Results  Quantitative analyses included 88 ED physicians (71 [80.7%] male; median age, 39 [IQR, 35-49] years) and 9810 patients with sepsis (median age, 63 [IQR, 48-75] years), of whom 4635 (50.5%) were female and 3540 (38.6%) received antimicrobials more than 3 hours after ED arrival. The median number of patient encounters per physician was 105 (IQR, 75-129).

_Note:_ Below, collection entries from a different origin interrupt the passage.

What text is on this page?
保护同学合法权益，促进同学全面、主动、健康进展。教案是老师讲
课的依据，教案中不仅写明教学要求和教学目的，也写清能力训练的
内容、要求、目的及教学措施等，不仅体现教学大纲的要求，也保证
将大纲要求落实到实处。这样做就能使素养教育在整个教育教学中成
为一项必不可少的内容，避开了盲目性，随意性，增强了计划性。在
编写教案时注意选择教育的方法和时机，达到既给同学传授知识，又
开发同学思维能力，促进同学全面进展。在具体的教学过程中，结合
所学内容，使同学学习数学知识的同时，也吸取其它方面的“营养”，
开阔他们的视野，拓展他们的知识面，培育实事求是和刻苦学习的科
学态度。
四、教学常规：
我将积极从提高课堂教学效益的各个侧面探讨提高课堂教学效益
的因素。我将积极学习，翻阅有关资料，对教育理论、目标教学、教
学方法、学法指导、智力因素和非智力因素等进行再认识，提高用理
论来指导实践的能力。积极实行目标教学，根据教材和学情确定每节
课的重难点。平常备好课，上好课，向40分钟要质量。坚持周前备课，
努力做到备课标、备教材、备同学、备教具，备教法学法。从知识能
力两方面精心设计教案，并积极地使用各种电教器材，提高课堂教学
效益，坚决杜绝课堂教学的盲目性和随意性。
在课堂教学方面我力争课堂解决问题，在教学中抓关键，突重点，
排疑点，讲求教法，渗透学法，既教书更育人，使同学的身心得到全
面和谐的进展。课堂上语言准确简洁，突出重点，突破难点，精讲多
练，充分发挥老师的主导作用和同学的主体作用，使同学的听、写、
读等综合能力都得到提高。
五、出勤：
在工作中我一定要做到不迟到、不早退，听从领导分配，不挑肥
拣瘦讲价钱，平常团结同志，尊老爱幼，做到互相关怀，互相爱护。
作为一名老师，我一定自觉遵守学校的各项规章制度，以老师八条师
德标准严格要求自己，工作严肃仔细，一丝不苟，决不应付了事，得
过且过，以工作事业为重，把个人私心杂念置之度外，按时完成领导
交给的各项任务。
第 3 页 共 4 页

Physicians’ door-to-antimicrobial time varied significantly (likehood ratio test P < .001), with average physician-level estimated mean door-to-antimicrobial time of 184 (95% estimation interval, 146-222) minutes for a typical patient, but was not associated with overtreatment (adjusted odds ratio, 0.98 [95% CI 0.94-1.02] per 10-minute increase in physician estimated mean door-to-antimicrobial time; P = .37). Among 18 physicians interviewed, physicians with faster door-to-antimicrobial times emphasized proactive, parallel task execution and care team coordination, while physicians with slower times described a more reactive and stepwise sepsis evaluation and treatment process.

Conclusions and Relevance  In this mixed-methods study, ED physicians’ antimicrobial administration time for sepsis varied significantly, but faster antimicrobial initiation practice patterns were not associated with overtreatment. Physicians with shorter door-to-antimicrobial times described a proactive, parallel processing approach to sepsis care.